On s'est rencontré dans ton atelier. C'est une belle rencontre, je m'en souviens assez bien. Tu nous parlais du prochain film sur lequel tu voulais travailler.
Tu nous parlais d'un serpent, de spirales et de musique orientale, on ne comprenait pas grand chose, mais on voyait déjà qu'il y avait une sorte d'imagination sans borne et un truc à la fois très, très sophistiqué et très low tech en même temps, qu’on a pu voir aussi dans ce que tu nous a montré, et on s’est dit que ça serait quand même génial de faire un projet avec Charlotte.
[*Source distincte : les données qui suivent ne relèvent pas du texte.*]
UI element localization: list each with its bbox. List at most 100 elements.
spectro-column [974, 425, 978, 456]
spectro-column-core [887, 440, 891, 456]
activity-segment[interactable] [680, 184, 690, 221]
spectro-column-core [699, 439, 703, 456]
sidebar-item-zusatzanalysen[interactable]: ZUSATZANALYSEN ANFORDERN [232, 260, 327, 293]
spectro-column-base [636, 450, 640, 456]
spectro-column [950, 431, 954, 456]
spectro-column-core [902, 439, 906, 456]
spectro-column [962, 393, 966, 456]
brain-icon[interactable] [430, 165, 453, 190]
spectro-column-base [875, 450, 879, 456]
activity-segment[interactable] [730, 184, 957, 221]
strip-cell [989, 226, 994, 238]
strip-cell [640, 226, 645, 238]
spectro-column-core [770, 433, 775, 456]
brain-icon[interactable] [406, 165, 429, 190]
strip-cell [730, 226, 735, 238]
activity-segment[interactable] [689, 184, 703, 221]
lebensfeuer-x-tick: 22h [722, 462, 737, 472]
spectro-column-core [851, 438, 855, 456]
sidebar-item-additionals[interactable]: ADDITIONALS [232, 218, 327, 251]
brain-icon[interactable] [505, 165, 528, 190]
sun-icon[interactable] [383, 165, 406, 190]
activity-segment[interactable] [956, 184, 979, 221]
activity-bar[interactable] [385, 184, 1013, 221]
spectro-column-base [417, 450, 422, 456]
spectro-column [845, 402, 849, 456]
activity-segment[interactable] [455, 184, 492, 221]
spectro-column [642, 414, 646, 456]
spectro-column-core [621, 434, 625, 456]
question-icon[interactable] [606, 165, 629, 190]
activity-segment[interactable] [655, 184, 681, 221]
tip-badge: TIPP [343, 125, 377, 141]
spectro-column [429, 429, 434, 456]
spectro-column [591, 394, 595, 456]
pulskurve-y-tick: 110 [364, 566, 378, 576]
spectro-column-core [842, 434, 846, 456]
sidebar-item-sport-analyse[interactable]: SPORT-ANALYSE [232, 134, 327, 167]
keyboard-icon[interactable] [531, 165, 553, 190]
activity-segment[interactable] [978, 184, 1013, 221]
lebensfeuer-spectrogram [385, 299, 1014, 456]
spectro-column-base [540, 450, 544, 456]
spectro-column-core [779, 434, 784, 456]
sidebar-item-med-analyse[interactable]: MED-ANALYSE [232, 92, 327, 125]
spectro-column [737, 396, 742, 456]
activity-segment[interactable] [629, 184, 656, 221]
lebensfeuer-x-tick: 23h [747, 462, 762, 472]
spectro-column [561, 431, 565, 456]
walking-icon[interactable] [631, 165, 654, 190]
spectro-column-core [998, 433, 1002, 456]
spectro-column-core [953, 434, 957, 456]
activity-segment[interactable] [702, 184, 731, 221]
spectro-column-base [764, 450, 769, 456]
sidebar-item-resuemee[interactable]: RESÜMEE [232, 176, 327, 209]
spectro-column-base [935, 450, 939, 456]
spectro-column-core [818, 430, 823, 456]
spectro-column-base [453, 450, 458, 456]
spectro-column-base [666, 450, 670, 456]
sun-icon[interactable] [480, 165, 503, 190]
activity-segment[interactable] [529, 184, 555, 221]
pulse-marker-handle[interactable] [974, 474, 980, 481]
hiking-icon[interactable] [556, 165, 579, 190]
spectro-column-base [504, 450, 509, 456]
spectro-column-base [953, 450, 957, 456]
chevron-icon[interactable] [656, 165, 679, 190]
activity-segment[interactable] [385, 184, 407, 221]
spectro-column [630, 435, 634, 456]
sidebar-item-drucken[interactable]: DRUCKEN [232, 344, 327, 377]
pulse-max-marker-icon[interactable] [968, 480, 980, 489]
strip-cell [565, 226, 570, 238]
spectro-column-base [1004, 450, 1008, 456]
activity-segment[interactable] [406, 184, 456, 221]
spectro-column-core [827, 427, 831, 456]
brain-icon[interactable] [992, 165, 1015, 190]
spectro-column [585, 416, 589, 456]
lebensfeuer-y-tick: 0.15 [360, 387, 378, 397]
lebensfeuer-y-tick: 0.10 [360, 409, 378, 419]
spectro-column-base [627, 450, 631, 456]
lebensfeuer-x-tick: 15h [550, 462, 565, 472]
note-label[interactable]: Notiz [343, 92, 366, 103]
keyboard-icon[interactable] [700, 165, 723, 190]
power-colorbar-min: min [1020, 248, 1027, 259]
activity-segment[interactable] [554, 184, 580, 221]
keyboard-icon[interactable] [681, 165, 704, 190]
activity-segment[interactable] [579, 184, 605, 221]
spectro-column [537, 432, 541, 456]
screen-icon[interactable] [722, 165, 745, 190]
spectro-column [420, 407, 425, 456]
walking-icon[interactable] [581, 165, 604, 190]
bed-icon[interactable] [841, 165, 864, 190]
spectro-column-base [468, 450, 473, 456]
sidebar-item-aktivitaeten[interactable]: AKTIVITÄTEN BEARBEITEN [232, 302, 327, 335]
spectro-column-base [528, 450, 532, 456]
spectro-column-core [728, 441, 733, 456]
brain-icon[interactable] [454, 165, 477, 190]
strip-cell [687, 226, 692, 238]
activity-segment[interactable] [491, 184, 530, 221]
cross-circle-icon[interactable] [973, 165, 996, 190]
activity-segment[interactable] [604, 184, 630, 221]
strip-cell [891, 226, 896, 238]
Et donc, voilà, on t’a fait cette proposition et tu as commencé à nous envoyer des idées et très vite, tu nous a proposé de faire un projet sur la télévision et sur la culture générale. J'ai trouvé ça génial parce que c'est un concept qui m’est un peu alien, parce que j'habite en Angleterre depuis une vingtaine d'années maintenant, et ce concept n'existe pas vraiment de la même manière en France. La traduction littérale de culture générale, c'est “general knowledge" qui se traduirait comme un “savoir général”, ce qui n'est pas la même chose. “general knowledge”, c'est ce qui va être proposé dans les écoles primaires. C'est ce qu'on voit dans les jeux ou dans les quizz télévisées. C'est ce qu'on trouve dans le trivial pursuit version classique. Mais à part ça, le “general knowledge” est beaucoup moins central que la culture générale. Ça m'a intrigué comme une chose qui me semblait à la fois passée, parce que ça appartenait aussi à mon passé français, mais aussi très connecté à ces émissions de télévision qui me semblaient totalement énigmatiques à l'époque, quand j'étais enfant, comme par exemple “Bouillon de culture”. Et donc ça m'a beaucoup plu et on a discuté un peu de ces idées. et très vite, tu nous a parlé de L'assiette anglaise.
Charlotte Khouri
Merci Anna. Oui, en effet, tu as très bien amené tout le parcours qui m'a amené à découvrir L'assiette anglaise, parce que c'est grâce à votre invitation aussi que je me suis penchée sur les formats télévisuels qui ont existé dans les années 80s-90s, c'est vraiment les années explosives.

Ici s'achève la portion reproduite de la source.